Yunan-Latin Eskiçağı, insanın araştırılması ve insan değerlerinin ortaya konulması açısından çok önemli. İnsanlığı enine boyuna tartışan bir dönem. Gerek Yunan’da filozoflar gerek daha sonra Roma’da özellikle Stoa filozofları, “İnsan nedir?” sorusunu ve bununla birlikte “İnsan ne olmalıdır?” sorusunu enine boyuna tartışmışlardır. Ama Ortaçağ değişik bir yaşam biçimi getirince düşüncede değişiklikler olmuştur. Orada daha çok daha soyutlayıcı ve tam anlamında dinsel bir düşünce biçimi ortaya çıkmıştır. Kaldı ki orada bütün Ortaçağ’ı aynı bütünlük içinde görmemiz doğru olmaz. Ortaçağ’ın birinci dönemi Hıristiyan dogmalarının belirleyiciliği altında Platon felsefesinin bir tür yorumunu getirmiştir. Bu dönemde Aziz Augustinus belirleyicidir. İkinci dönem, usçu dönemdir ve Aristotelesçi bir çizgide gelişmiştir. O da Aziz Anselmus’tan başlayan ve Aziz Tommaso’da biten bir dönemdir. Yani skolastik dönemdir. Genelde Ortaçağ dedikleri zaman insanlar bütün Ortaçağ’ın skolastik düşünceyle belirgin olduğunu düşünürler.
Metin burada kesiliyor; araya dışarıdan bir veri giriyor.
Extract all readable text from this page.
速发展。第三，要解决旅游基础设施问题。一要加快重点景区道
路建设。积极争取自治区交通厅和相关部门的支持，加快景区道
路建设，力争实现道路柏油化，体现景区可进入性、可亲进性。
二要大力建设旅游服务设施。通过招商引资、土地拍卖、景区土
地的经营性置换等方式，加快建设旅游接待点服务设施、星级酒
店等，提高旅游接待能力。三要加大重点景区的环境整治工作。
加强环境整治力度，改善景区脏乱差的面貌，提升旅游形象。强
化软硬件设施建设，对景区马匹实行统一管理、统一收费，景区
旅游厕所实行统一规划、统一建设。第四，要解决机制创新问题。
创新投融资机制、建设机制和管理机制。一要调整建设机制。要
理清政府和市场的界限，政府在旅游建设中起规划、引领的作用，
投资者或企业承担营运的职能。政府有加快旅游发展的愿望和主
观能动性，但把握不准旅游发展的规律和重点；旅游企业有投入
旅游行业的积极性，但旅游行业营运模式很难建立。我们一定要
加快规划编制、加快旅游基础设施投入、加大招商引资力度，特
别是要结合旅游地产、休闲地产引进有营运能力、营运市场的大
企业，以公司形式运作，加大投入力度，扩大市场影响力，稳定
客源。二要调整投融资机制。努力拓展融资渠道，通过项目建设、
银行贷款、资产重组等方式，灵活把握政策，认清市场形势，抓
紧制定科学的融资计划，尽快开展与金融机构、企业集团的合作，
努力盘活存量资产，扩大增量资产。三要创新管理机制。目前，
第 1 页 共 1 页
Kaldı ki değildir. 11-12. yüzyıldan sonra gelişen düşünceye skolastik demek gerekir. Skolastik düşünceyi Rönesans düşüncesi izler. Rönesans düşüncesinin temel özelliği insancılıktır. İnsancılık, bir tür dinsel düşünceyi yoksama tutumunu ortaya koyar. Bu tutum içinde Eskiçağın değerlerine, Yunan-Latin değerlerine dönüşü temel alır. Bu dönüş içinde düşüncenin kendini yeniden yaratması süreçleri yaşanır, ondan sonra da büyük felsefeler dönemi gelir.
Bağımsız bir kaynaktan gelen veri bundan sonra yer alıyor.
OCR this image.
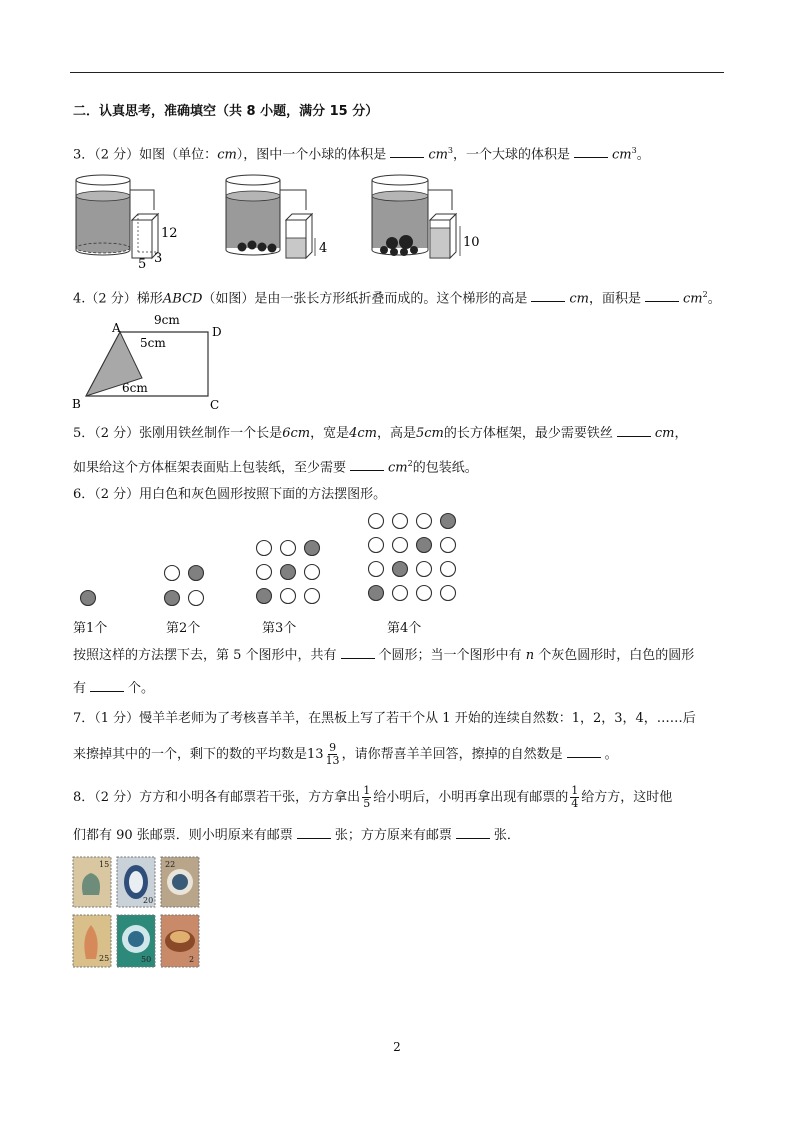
二．认真思考，准确填空（共 8 小题，满分 15 分）
3．（2 分）如图（单位：cm），图中一个小球的体积是	$cm^3$，一个大球的体积是	$cm^3$。
12
5 3
4	10
4.（2 分）梯形ABCD（如图）是由一张长方形纸折叠而成的。这个梯形的高是	cm，面积是	$cm^2$。
A	D
B	C
9cm
5cm
6cm
5．（2 分）张刚用铁丝制作一个长是6cm，宽是4cm，高是5cm的长方体框架，最少需要铁丝	cm，
如果给这个方体框架表面贴上包装纸，至少需要	$cm^2$的包装纸。
6．（2 分）用白色和灰色圆形按照下面的方法摆图形。
第1个	第2个	第3个	第4个
按照这样的方法摆下去，第 5 个图形中，共有	个圆形；当一个图形中有 n 个灰色圆形时，白色的圆形
有	个。
7．（1 分）慢羊羊老师为了考核喜羊羊，在黑板上写了若干个从 1 开始的连续自然数：1，2，3，4，……后
来擦掉其中的一个，剩下的数的平均数是$13 \frac{9}{13}$ ，请你帮喜羊羊回答，擦掉的自然数是	。
8．（2 分）方方和小明各有邮票若干张，方方拿出 $\frac{1}{5}$ 给小明后，小明再拿出现有邮票的 $\frac{1}{4}$ 给方方，这时他
们都有 90 张邮票．则小明原来有邮票	张；方方原来有邮票	张．
15
20
22
25	50	2
2
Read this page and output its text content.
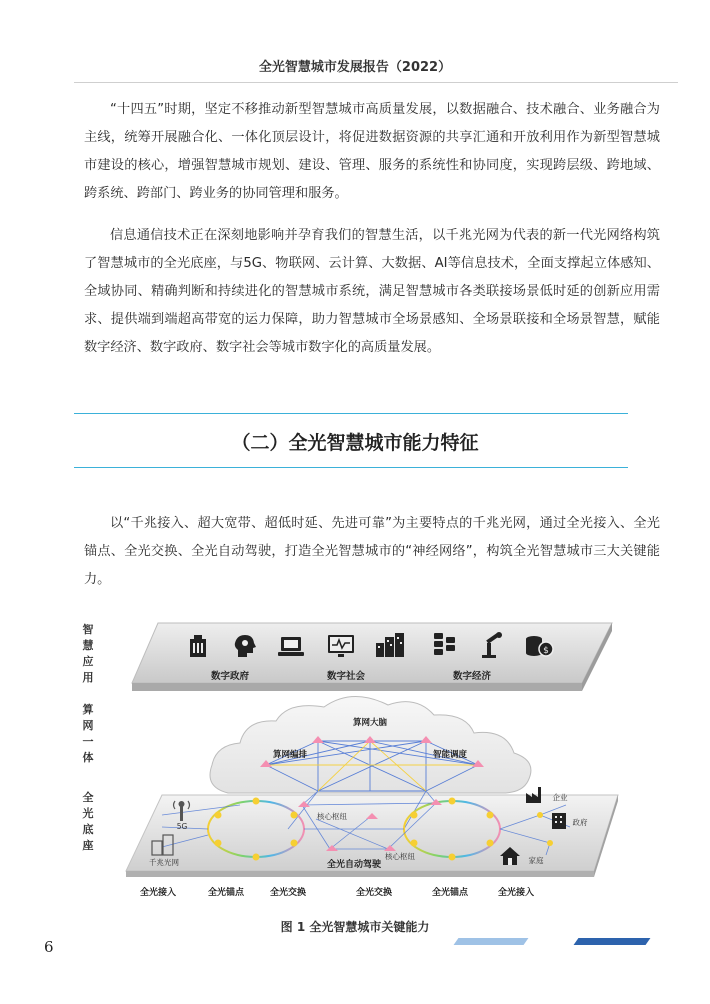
全光智慧城市发展报告（2022）

“十四五”时期，坚定不移推动新型智慧城市高质量发展，以数据融合、技术融合、业务融合为主线，统筹开展融合化、一体化顶层设计，将促进数据资源的共享汇通和开放利用作为新型智慧城市建设的核心，增强智慧城市规划、建设、管理、服务的系统性和协同度，实现跨层级、跨地域、跨系统、跨部门、跨业务的协同管理和服务。

信息通信技术正在深刻地影响并孕育我们的智慧生活，以千兆光网为代表的新一代光网络构筑了智慧城市的全光底座，与5G、物联网、云计算、大数据、AI等信息技术，全面支撑起立体感知、全域协同、精确判断和持续进化的智慧城市系统，满足智慧城市各类联接场景低时延的创新应用需求、提供端到端超高带宽的运力保障，助力智慧城市全场景感知、全场景联接和全场景智慧，赋能数字经济、数字政府、数字社会等城市数字化的高质量发展。

（二）全光智慧城市能力特征

以“千兆接入、超大宽带、超低时延、先进可靠”为主要特点的千兆光网，通过全光接入、全光锚点、全光交换、全光自动驾驶，打造全光智慧城市的“神经网络”，构筑全光智慧城市三大关键能力。

智慧应用
算网一体
全光底座
$
数字政府	数字社会	数字经济
算网大脑
算网编排	智能调度
核心枢纽
核心枢纽
千兆光网
5G
企业
政府
家庭
全光自动驾驶
全光接入	全光锚点	全光交换	全光交换	全光锚点	全光接入
图 1 全光智慧城市关键能力
6
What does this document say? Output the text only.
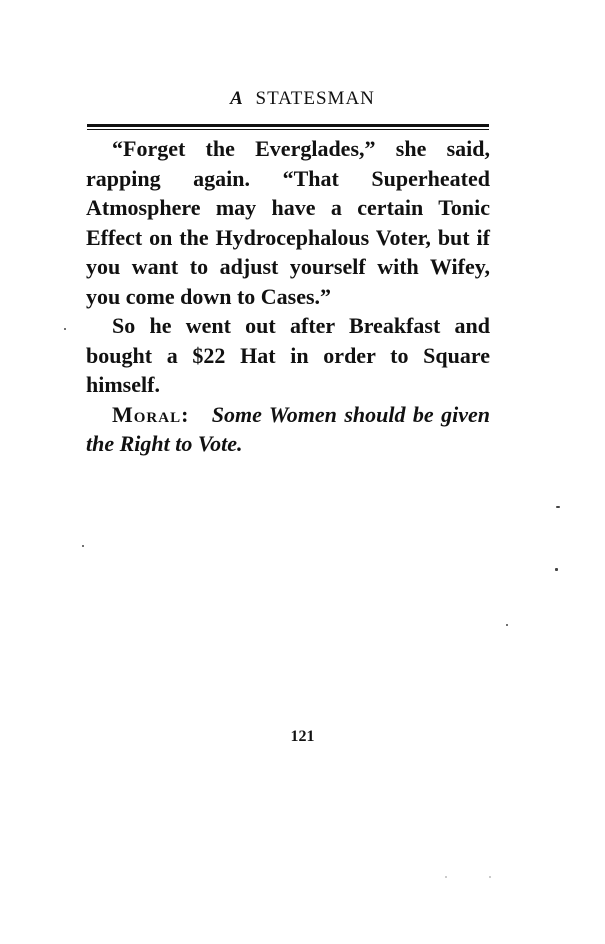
A STATESMAN

“Forget the Everglades,” she said, rapping again. “That Superheated Atmosphere may have a certain Tonic Effect on the Hydrocephalous Voter, but if you want to adjust yourself with Wifey, you come down to Cases.”

So he went out after Breakfast and bought a $22 Hat in order to Square himself.

Moral: Some Women should be given the Right to Vote.

121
Büyük felsefeler dönemi, 17, 18 ve 19. yüzyılları kapsayan dönemdir. Özellikle felsefede dizgeci dönem 17. yüzyılda yaşanmıştır. Yani Bacon’la başlayan ve Descartes, Spinoza ve Leibniz’le süren bir dönemdir. 18. yüzyıl daha çok Aydınlanma’nın, tabii ki Kant’ın belirleyiciliği altında geçmiştir. Kant’ı dışarıda tutarsak Fransız Aydınlanmacıları felsefeyi daha yüzeysel bir anlamda geliştirdiler. Yani daha siyasi bir felsefe anlayışı geliştirdiler deyim yerindeyse. Şöyle de diyebiliriz: Felsefeyi toplum için kullanan insanlar oldular bir bakıma. 19. yüzyıl ise tam tamına bir bilim çağı oldu, felsefe sıkı sıkıya bilime yaklaştı. Bir anlamda Bacon’ın bakış açısı çerçevesinde gelişen bu yeni düşünce, bilimle felsefenin bütünleşmeye çalıştığı bir dönem oldu.
Ya yirminci yüzyıl?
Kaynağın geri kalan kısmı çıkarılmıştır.